I am trying to answer a question that has already been posted in here (About Nilradical and Localization). I did not have much success with the first two answers, and the other two mention sheafs, which is something I am not acquainted with.
Basically, I want to show that $\mathcal{N}(R_P) = 0$, for all prime ideals $P$ of a ring $R$, then $\mathcal{N}(R) = 0$, where here $\mathcal{N}$ is the nilradical.
I am aware that localization commutes with taking radicals and intersections, but trying to use the fact that $\mathcal{N}(R) = \cap \{ \text{all prime ideals of } R \} $ and $\mathcal{N}(R) = \sqrt{(0)}$ hasn't led me far.
All I've got so far that makes sense is that $0 = \mathcal{N}(R_P) = (\mathcal{N}(R))_P$, for all prime ideals $P$ of $R$.
Any hints would be very much appreciated. Or perhaps hints that could help me understand the hints given in the link above!
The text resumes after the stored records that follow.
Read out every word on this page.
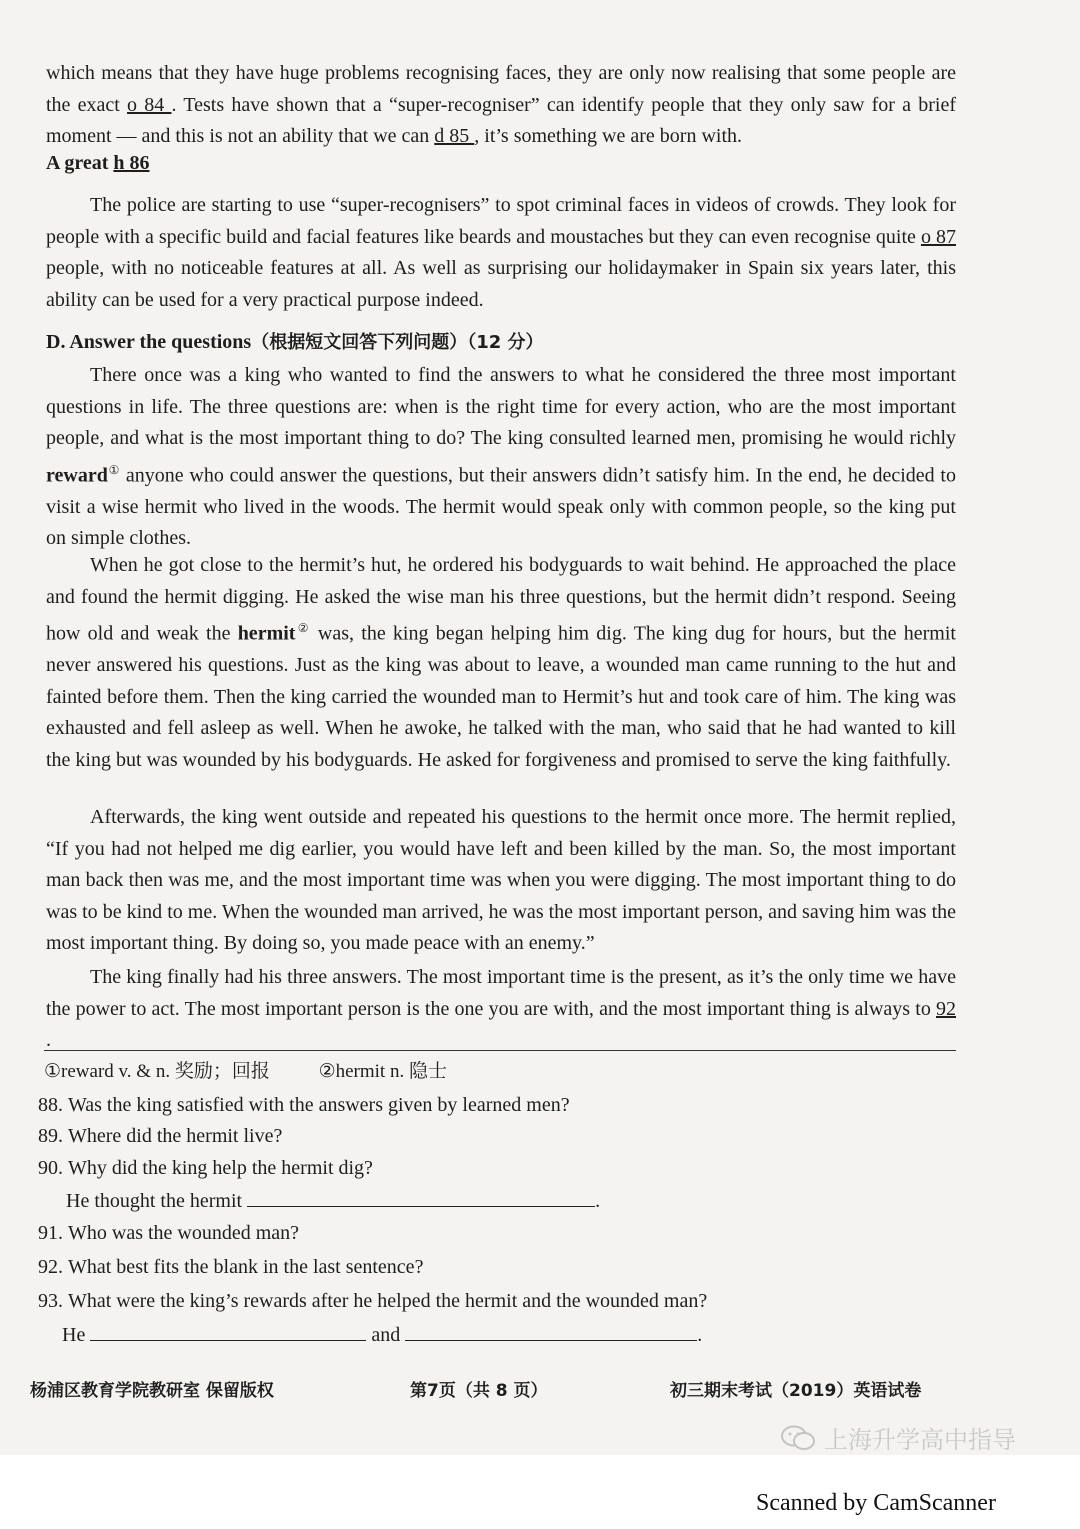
which means that they have huge problems recognising faces, they are only now realising that some people are the exact o 84 . Tests have shown that a “super-recogniser” can identify people that they only saw for a brief moment — and this is not an ability that we can d 85 , it’s something we are born with.

A great h 86

The police are starting to use “super-recognisers” to spot criminal faces in videos of crowds. They look for people with a specific build and facial features like beards and moustaches but they can even recognise quite o 87 people, with no noticeable features at all. As well as surprising our holidaymaker in Spain six years later, this ability can be used for a very practical purpose indeed.

D. Answer the questions（根据短文回答下列问题）（12 分）

There once was a king who wanted to find the answers to what he considered the three most important questions in life. The three questions are: when is the right time for every action, who are the most important people, and what is the most important thing to do? The king consulted learned men, promising he would richly reward① anyone who could answer the questions, but their answers didn’t satisfy him. In the end, he decided to visit a wise hermit who lived in the woods. The hermit would speak only with common people, so the king put on simple clothes.

When he got close to the hermit’s hut, he ordered his bodyguards to wait behind. He approached the place and found the hermit digging. He asked the wise man his three questions, but the hermit didn’t respond. Seeing how old and weak the hermit② was, the king began helping him dig. The king dug for hours, but the hermit never answered his questions. Just as the king was about to leave, a wounded man came running to the hut and fainted before them. Then the king carried the wounded man to Hermit’s hut and took care of him. The king was exhausted and fell asleep as well. When he awoke, he talked with the man, who said that he had wanted to kill the king but was wounded by his bodyguards. He asked for forgiveness and promised to serve the king faithfully.

Afterwards, the king went outside and repeated his questions to the hermit once more. The hermit replied, “If you had not helped me dig earlier, you would have left and been killed by the man. So, the most important man back then was me, and the most important time was when you were digging. The most important thing to do was to be kind to me. When the wounded man arrived, he was the most important person, and saving him was the most important thing. By doing so, you made peace with an enemy.”

The king finally had his three answers. The most important time is the present, as it’s the only time we have the power to act. The most important person is the one you are with, and the most important thing is always to 92 .

①reward v. & n. 奖励；回报	②hermit n. 隐士
88. Was the king satisfied with the answers given by learned men?
89. Where did the hermit live?
90. Why did the king help the hermit dig?
He thought the hermit	.
91. Who was the wounded man?
92. What best fits the blank in the last sentence?
93. What were the king’s rewards after he helped the hermit and the wounded man?
He	and	.
杨浦区教育学院教研室 保留版权	第7页（共 8 页）	初三期末考试（2019）英语试卷
上海升学高中指导
Scanned by CamScanner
Suppose $a\in\mathcal N(R)$ and consider the ideal $\operatorname{ann}(a)=\{r\in R\mid ra=0\}$. Notice that $$a=0\iff 1\in\operatorname{ann}(a)\iff\operatorname{ann}(a)=R.$$ If $\operatorname{ann}(a)$ is a proper ideal, then it is contained in some maximal ideal $M$. But notice that in the localization $R_M$ we have $a/1\in\mathcal N(R_M)=0$; use this to conclude there is some $s\notin M$ such that $sa=0$. Now use the fact that $\operatorname{ann}(a)\subseteq M$ to obtain a contradiction.